Cyndi Segroves, who has facioscapulohumeral muscular dystrophy (FSHD) and uses a power wheelchair, is a certified accessible travel specialist and owner of All Access Travel (www.allaccesstravel.com) in Tucson, Ariz.
Like Lacroix, Segroves also learned firsthand the problems associated with traveling from a wheelchair and refused to be limited in her travels.
"When I talked to travel agents here in Tucson, most of them said, 'If you're disabled or using a wheelchair you need to ei-ther go to Disneyland or Las Vegas,' and I was like, 'Well, I've been there, done that. Give me something more challenging or more interesting,'" says Segroves, also a member of SATH.
"I didn't like the fact that travel agents were trying to keep people in the United States because that's what's easiest for them to book."
Last January, Segroves opened All Access Travel because she wanted people to have more options. Travelers with disabilities shouldn't have to be limited to certain destinations or certain activities during their stay, she says.
"I don't want to tell [clients] that they have to stay in the U.S or tell them where they should go," she says. "I want them to tell me where they want to go, and I figure out a way to make that happen."
Segroves has traveled to Australia, China, the Caribbean islands as well as 38 states in the United States. Currently, she's planning a trip to Japan for a client.
Setting the trend
It's important to remember that ADA rules and regulations apply only in the United States and that other countries have different standards of accessibility. That's why it's a good idea to go to a travel agent who's familiar with disability issues in the desired country.

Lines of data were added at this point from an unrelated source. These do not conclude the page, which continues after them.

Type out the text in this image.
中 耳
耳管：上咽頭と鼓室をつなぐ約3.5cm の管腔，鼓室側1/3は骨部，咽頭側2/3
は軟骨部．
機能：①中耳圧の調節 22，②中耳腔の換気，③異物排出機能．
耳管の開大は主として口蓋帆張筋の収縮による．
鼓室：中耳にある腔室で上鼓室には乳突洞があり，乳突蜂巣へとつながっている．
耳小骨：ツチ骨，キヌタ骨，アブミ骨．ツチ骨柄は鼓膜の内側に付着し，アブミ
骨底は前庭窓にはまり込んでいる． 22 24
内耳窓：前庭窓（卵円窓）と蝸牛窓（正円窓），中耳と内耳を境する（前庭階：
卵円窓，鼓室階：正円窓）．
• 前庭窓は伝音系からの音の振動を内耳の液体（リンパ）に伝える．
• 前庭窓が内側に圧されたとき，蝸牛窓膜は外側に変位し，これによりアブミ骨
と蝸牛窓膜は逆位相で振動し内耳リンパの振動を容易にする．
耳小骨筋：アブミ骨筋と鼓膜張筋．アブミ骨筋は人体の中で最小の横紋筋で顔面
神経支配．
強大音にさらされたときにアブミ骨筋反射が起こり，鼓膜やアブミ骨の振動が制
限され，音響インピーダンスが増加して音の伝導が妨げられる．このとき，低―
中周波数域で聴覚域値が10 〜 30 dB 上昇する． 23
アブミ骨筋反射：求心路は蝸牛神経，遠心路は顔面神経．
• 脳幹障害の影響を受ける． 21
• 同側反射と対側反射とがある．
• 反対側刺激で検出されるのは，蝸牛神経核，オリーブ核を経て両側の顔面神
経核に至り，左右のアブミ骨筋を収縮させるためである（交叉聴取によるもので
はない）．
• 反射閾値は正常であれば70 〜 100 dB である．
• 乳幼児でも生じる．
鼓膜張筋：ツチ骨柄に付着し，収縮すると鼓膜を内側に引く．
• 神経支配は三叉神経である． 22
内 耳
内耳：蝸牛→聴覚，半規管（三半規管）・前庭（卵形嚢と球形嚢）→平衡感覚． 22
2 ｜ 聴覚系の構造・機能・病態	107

"Within the last year, more agencies are focusing on people with disabilities and I think that's great," Segroves says. "I think the more that people ask for accessible accommodations, the more it's going to be available to them."
Services provided by accessible travel agencies will become even more popular with the aging of the baby boomers, adds Segroves.
"They've had a lot of experience with traveling in the past and want to continue traveling, and they're gonna need additional accommodations to meet their needs," she says. "I think accessibility in this country and around the world will be improved."